Back to the Cato article:

It is not reassuring that the U.S. government has pledged to cooperate with the UN group’s global anti-drug efforts. Although Washington has not explicitly endorsed the censorship recommendations, neither has it stated that the United States rejects such proposals — even though it certainly could have added that caveat. Indeed, one official pledged “absolute cooperation” with the UN’s drug control programs.

This brings up something that I haven’t talked about too much at Drug WarRant: As we work to reform the drug laws in our countries, we must also work to do so internationally. If George Bush today directed the DEA to remove marijuana from the schedule of controlled substances and make its use legal (don’t hold your breath), we would immediately run afoul of international treaties. It is, in fact, international pressure that has created the bizarre situation in the Netherlands, where it is “legal” to use marijuana, but still illegal to sell it.
The UN Office on Drugs and Crime and the International Narcotics Control Board (an “independent, quasi-judicial control organ for the implementation of the United Nations drug conventions” – whatever that means) have been extremely gung-ho on the side of the drug warrriors – their membership has been controlled by appointments from high profile drug warrior countries.
It’s likely that it will take partial reform in a lot of countries to start to influence international treaties, but it’s also important to work toward reform in a number of different ways. Here’s something you can do right now, in just a few seconds: Sign the international appeal for an Anti-prohibitionist Reform of Drug Laws.
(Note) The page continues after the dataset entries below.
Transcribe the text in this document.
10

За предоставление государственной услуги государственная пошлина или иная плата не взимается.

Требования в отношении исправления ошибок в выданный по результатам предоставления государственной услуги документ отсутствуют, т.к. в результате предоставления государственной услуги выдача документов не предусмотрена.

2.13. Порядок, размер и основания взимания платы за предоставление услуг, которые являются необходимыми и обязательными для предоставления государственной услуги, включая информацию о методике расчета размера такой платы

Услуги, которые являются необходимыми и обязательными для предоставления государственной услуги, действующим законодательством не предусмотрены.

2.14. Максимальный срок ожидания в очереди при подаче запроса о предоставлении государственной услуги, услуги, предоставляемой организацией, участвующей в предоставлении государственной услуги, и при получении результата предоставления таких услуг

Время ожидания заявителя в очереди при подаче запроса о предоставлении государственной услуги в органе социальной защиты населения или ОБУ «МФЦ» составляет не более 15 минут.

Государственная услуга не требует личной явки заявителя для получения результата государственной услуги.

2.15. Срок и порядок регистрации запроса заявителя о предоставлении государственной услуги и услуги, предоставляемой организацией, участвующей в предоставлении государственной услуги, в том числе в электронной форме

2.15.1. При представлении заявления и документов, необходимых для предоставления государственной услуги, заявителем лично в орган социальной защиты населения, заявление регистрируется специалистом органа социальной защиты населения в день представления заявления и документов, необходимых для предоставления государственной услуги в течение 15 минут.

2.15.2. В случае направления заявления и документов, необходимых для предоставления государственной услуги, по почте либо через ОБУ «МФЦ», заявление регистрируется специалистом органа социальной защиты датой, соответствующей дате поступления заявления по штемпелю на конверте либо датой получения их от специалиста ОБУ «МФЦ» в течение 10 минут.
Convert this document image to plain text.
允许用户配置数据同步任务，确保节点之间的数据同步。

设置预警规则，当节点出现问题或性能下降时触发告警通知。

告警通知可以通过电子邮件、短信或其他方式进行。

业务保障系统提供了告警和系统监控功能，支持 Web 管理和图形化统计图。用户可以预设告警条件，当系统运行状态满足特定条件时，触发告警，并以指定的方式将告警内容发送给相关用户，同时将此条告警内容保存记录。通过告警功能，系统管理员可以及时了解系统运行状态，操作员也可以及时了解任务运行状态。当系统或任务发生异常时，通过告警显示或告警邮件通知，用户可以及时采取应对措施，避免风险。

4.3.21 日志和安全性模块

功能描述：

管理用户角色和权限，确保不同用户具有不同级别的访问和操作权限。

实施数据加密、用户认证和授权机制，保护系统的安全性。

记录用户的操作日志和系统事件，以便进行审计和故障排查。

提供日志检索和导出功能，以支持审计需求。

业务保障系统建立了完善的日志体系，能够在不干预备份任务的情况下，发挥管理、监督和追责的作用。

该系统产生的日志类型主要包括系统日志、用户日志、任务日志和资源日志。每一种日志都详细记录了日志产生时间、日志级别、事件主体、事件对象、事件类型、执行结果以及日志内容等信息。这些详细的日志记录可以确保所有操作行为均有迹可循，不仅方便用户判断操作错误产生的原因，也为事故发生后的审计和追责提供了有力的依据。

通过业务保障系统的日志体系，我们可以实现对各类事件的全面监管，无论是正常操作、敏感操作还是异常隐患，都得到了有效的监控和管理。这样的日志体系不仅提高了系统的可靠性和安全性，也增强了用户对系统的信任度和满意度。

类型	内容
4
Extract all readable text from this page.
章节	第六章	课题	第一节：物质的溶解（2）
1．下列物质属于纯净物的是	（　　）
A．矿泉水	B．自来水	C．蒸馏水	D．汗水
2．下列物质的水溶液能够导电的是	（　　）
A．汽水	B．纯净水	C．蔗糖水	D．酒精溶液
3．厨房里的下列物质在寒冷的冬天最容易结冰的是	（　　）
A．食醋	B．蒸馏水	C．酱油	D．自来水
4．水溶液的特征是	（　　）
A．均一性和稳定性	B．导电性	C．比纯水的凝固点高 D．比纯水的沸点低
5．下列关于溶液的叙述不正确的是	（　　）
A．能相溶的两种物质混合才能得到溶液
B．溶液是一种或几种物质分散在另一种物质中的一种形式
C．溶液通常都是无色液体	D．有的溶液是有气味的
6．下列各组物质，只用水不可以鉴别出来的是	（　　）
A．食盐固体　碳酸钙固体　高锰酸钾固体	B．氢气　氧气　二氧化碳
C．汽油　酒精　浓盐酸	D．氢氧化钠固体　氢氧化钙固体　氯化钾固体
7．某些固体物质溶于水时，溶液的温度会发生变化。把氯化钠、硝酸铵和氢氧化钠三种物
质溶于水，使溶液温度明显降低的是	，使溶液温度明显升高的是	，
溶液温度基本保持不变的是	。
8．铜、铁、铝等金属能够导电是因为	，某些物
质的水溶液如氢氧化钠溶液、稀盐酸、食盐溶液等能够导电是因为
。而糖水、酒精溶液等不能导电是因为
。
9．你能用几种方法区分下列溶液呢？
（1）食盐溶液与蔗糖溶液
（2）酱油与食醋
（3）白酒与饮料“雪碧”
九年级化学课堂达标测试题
Do it now. Whatever your views are of the United Nations in other areas, this particular area is one that is clearly in need of serious reform. Unfortunately, it’s the one area that our government is enthusiasticlaly supporting, which speaks ill for our future.
Carpenter closes with:

Such examples suggest that some advocates of drug prohibition regard the “war” on drugs as more than a metaphor. Pervasive intolerance is also all too typical of a wartime mindset in which opponents are seen, not merely as people who hold a different point of view, but as traitors to a noble cause.
Regardless of one’s position on drug legalization, Americans who believe in freedom of expression and in the importance of political debate ought to condemn Istook’s measure and all other attempts to stifle the pro-legalization case. Otherwise, the First Amendment might become the most prominent example of “collateral damage” in the war on drugs.